In ganz Niedersachsen fällt am Freitag die Schule aus. (Symbolfoto)
In ganz Niedersachsen fällt am Freitag die Schule aus. (Symbolfoto)  © Marcus Brandt/dpa

8. Januar, 15.53 Uhr: Riskanter Wetter-Mix in Hessen

Hessen steht ein heikler Wetterabend bevor – und eine Nacht, die es in sich hat.

Was tagsüber noch vergleichsweise harmlos mit leichten Schneefällen begonnen hat, kann sich laut Vorhersage des Deutschen Wetterdienstes (DWD) in den nächsten Stunden zu einer gefährlichen Mischung aus Schnee, Regen, Eis und Glätte entwickeln.
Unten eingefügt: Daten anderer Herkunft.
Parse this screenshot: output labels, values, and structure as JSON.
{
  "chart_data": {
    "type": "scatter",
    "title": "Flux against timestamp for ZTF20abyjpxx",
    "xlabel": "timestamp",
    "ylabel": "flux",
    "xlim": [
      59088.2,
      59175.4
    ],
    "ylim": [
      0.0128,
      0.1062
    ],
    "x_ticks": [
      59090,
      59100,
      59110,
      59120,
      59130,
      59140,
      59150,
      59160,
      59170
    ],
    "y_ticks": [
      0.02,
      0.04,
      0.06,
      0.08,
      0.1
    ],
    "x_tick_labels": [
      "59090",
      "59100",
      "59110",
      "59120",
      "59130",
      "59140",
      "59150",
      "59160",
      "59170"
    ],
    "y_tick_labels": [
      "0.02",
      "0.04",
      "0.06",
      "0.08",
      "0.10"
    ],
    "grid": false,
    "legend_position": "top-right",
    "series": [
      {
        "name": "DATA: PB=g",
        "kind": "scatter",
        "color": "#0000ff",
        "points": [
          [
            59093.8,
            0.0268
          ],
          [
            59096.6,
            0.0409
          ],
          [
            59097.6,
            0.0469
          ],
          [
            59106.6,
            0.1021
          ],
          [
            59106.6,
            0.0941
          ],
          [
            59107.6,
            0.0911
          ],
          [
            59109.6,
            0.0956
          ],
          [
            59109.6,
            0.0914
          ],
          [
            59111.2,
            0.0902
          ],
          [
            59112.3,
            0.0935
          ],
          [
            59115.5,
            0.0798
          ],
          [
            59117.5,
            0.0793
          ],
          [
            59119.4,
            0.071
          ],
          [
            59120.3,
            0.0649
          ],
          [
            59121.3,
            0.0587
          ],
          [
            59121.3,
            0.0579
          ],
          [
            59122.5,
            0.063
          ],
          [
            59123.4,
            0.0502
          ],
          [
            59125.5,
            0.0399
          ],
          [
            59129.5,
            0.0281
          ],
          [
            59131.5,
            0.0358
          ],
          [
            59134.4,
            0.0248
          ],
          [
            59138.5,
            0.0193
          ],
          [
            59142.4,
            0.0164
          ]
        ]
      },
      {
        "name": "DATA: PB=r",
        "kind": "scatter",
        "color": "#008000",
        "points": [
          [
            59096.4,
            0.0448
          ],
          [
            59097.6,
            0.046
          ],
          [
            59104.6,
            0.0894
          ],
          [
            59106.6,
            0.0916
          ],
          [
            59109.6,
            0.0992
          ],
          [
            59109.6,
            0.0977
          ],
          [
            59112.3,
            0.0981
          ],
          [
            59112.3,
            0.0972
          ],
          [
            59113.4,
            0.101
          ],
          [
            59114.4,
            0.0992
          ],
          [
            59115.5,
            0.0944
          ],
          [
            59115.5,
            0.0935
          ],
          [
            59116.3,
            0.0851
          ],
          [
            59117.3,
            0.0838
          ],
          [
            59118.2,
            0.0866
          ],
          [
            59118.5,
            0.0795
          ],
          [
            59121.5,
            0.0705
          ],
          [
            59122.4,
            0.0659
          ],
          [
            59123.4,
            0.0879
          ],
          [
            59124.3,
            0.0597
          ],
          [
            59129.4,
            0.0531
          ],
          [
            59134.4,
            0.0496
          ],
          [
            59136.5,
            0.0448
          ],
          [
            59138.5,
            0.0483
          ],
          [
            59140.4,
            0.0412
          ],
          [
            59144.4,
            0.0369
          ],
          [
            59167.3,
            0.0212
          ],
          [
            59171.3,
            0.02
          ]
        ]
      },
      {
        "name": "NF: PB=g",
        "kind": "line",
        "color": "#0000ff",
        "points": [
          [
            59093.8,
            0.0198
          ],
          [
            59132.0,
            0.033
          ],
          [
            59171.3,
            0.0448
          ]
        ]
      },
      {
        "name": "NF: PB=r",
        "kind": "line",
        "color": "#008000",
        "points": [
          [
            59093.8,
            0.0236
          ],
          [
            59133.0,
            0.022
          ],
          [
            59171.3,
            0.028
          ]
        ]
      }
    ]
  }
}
Dem Winterdienst in Hessen stehen einsatzreiche Stunden bevor. (Archivfoto)
Dem Winterdienst in Hessen stehen einsatzreiche Stunden bevor. (Archivfoto)  © Michael Bauer/dpa

8. Januar, 15.51 Uhr: ÖPNV in Leipzig und Dresden auf Wintersturm vorbereitet

Die Verkehrsbetriebe in Leipzig und Dresden sehen sich für den vorhergesagten Wintersturm gerüstet.

Es werde alles darangesetzt, das Angebot wie geplant einzuhalten, teilten die beiden Verkehrsbetriebe auf Anfrage mit. Man habe ausreichend Streusalz, Mitarbeiter und Räumfahrzeuge im Einsatz.